Snowden was not on the plane when it landed in Vienna, an Austrian official said. He is believed to be stranded in the transit lounge of a Moscow airport and the United States has been trying to get its hands on him since he revealed details of its secret surveillance programmes last month.
The White House declined to comment on the Bolivian assertion.
The furore was the latest twist in a saga that has raised debate over the balance between privacy rights and national security. Revelations of US surveillance on European countries have also strained transatlantic relations.
France said on Wednesday that free-trade talks between the European Union and the United States should be delayed by two weeks given tensions over media reports, stemming from the Snowden case, that Washington is spying on the 28-nation bloc.
'NO ONE ELSE ON BOARD'
The Bolivian plane was taking Morales home from an energy conference in Moscow when it landed at Vienna airport on Tuesday evening. Austrian Deputy Chancellor Michael Spindelegger said Morales personally denied that Snowden was aboard his jet and agreed to a voluntary inspection.
"Based on this invitation from Bolivia, a colleague boarded the plane, looked at everything and there was no one else on board," Spindelegger told reporters.
But Bolivian Defence Minister Ruben Saavedra said Morales' plane was not searched because Morales had refused Austrian authorities entry.
Bolivia's ambassador to the United Nations, Sacha Llorenti Soliz, expressed outrage at the chain of events.
"We're talking about the president on an official trip after an official summit being kidnapped," he said in Geneva.
"We have no doubt that it was an order from the White House. By no means should a diplomatic plane with the president be diverted from its route and forced to land in another country."
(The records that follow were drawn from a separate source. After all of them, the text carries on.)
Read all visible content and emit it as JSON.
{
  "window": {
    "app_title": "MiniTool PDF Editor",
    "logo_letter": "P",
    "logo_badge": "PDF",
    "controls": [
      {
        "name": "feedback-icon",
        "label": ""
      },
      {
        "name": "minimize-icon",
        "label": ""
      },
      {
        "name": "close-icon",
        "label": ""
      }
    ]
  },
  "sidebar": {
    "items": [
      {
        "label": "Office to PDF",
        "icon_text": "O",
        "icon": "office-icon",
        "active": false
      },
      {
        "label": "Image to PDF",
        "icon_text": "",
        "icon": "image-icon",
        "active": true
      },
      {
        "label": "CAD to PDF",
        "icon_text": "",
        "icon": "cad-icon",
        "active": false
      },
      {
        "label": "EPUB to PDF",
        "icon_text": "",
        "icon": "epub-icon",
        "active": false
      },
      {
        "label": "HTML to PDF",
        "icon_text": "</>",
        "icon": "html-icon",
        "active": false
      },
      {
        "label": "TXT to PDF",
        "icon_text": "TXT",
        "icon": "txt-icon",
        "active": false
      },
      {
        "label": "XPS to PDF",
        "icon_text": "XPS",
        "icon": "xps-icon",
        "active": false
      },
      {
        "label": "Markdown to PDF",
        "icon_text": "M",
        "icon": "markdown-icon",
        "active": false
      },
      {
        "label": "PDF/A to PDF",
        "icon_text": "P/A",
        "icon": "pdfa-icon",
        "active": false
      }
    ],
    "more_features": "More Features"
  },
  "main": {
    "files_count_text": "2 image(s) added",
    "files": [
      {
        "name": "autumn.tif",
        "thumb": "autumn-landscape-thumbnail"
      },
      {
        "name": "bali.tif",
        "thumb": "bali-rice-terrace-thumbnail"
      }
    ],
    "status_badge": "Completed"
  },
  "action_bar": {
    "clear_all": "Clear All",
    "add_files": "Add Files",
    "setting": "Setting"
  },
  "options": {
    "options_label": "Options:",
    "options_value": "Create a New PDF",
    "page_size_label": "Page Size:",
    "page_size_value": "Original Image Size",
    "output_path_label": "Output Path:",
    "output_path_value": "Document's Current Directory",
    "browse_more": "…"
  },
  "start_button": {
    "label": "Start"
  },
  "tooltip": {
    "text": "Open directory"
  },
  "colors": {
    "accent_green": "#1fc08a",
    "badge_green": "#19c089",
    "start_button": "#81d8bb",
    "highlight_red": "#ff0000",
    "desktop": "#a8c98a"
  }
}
The ambassador said Bolivia's anger was directed at the United States and the countries that prevented the plane from flying over them.
The Obama administration has advised foreign governments that allowing Snowden to land on their territory could seriously damage their relations with the United States, US and European national security sources said.
The sources said the administration believed such lobbying played a role in persuading countries to which Snowden had applied for asylum to reject or not respond to his bid. The United States believes its diplomacy also has caused countries whose leaders publicly expressed sympathy for Snowden to have second thoughts about the matter in private, they said.
The plane eventually left Vienna and landed in Spain's Canary Islands for refuelling before heading back to Bolivia. But the incident was not likely to be forgotten quickly.
Llorenti said Bolivia, which is part of a Venezuelan-led leftist alliance that has challenged US political and economic influence in Latin America, would complain to the United Nations.